Thank you to everyone who always supports us.
It has been decided that I will be serialized in Kateigaho for the whole year of 2019, and I am going to have fun taking on the challenge.
Thank you for understanding temari and giving me the wonderful title ``Temari Calendar Where Prayers Live.''
Making temari is a prayer.
Originally made by mothers as a toy for their children, Temari was a prayer for a child, and when a temari is ordered, it is almost always a prayer for someone. May you grow up fully, and may things fall into place.
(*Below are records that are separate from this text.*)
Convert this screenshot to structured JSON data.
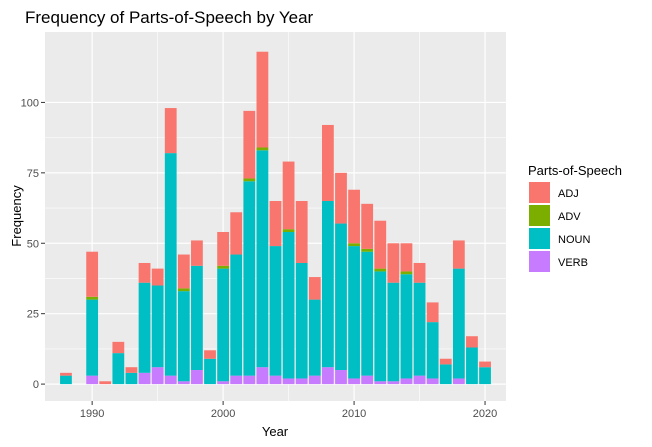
{
  "chart_data": {
    "type": "bar",
    "stacked": true,
    "title": "Frequency of Parts-of-Speech by Year",
    "xlabel": "Year",
    "ylabel": "Frequency",
    "xlim": [
      1986.4,
      2021.6
    ],
    "ylim": [
      -6,
      125
    ],
    "xticks": [
      1990,
      2000,
      2010,
      2020
    ],
    "yticks": [
      0,
      25,
      50,
      75,
      100
    ],
    "grid": true,
    "legend": {
      "title": "Parts-of-Speech",
      "position": "right"
    },
    "x": [
      1988,
      1990,
      1991,
      1992,
      1993,
      1994,
      1995,
      1996,
      1997,
      1998,
      1999,
      2000,
      2001,
      2002,
      2003,
      2004,
      2005,
      2006,
      2007,
      2008,
      2009,
      2010,
      2011,
      2012,
      2013,
      2014,
      2015,
      2016,
      2017,
      2018,
      2019,
      2020
    ],
    "series": [
      {
        "name": "VERB",
        "color": "#C77CFF",
        "values": [
          0,
          3,
          0,
          0,
          0,
          4,
          6,
          3,
          1,
          5,
          0,
          1,
          3,
          3,
          6,
          3,
          2,
          2,
          3,
          6,
          5,
          2,
          3,
          1,
          1,
          2,
          3,
          2,
          0,
          2,
          0,
          0
        ]
      },
      {
        "name": "NOUN",
        "color": "#00BFC4",
        "values": [
          3,
          27,
          0,
          11,
          4,
          32,
          29,
          79,
          32,
          37,
          9,
          40,
          43,
          69,
          77,
          46,
          52,
          41,
          27,
          59,
          52,
          47,
          44,
          39,
          35,
          37,
          33,
          20,
          7,
          39,
          13,
          6
        ]
      },
      {
        "name": "ADV",
        "color": "#7CAE00",
        "values": [
          0,
          1,
          0,
          0,
          0,
          0,
          0,
          0,
          1,
          0,
          0,
          1,
          0,
          1,
          1,
          0,
          1,
          0,
          0,
          0,
          0,
          1,
          1,
          1,
          0,
          1,
          0,
          0,
          0,
          0,
          0,
          0
        ]
      },
      {
        "name": "ADJ",
        "color": "#F8766D",
        "values": [
          1,
          16,
          1,
          4,
          2,
          7,
          6,
          16,
          12,
          9,
          3,
          12,
          15,
          24,
          34,
          16,
          24,
          22,
          8,
          27,
          18,
          19,
          16,
          17,
          14,
          10,
          7,
          7,
          2,
          10,
          4,
          2
        ]
      }
    ]
  }
}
Temari, overflowing with the gentle thoughts of its creator, has a presence that somehow makes your heart feel at ease.
Now, every month, we make temari according to a haiku theme chosen by haiku poet Masako Yamanishi.
This time we will talk about Fukujuso, which is called New Year's Day.
I looked at the lovely Fukujusou over and over again and expressed the spread of the petals and the overlapping colors with chrysanthemum overlays.
At first, I made a large Fukujusou, and added temari in the front because I wanted to express how it blooms in clusters.
The color of the gorgeous base is Indian madder, just like New Year's Day. It is the darkest red in Temalicious. I feel like it gives me energy. 2019 starts with Akane!
The yellow color of Fukujuso has been adopted as Fukugi to overlap with Fuku. In Okinawa, it is dyed with the leaves of Fukugi, which is famous for its windbreaks. It has a strong, bright yellow color that only Fukuki can produce.
like a drum
The world of haiku is like the composition of the world of paintings and movies.
Shoji screen exposed to the winter sun
Japanese paper shoji that looks like a drum
The perspective shifts.
At the end of the year, I will replace the shoji screens at my parents' house. Don't you love reupholstering shoji screens? I worked hard with my father who thought so. There was a trick to making glue out of rice, pasting washi paper, and making it tight, so my family did the work while pouring water over it.
It reminds me of warm winter scenes with my family.
I'm glad that a plant called Fukujuso, which doesn't look so fancy at first glance, was born in Japan, where it is loved as New Year's Day grass.
December is about to get busy and the season is getting colder, but I hope you all have a warm new year, 2019.
Look forward to next month's February issue!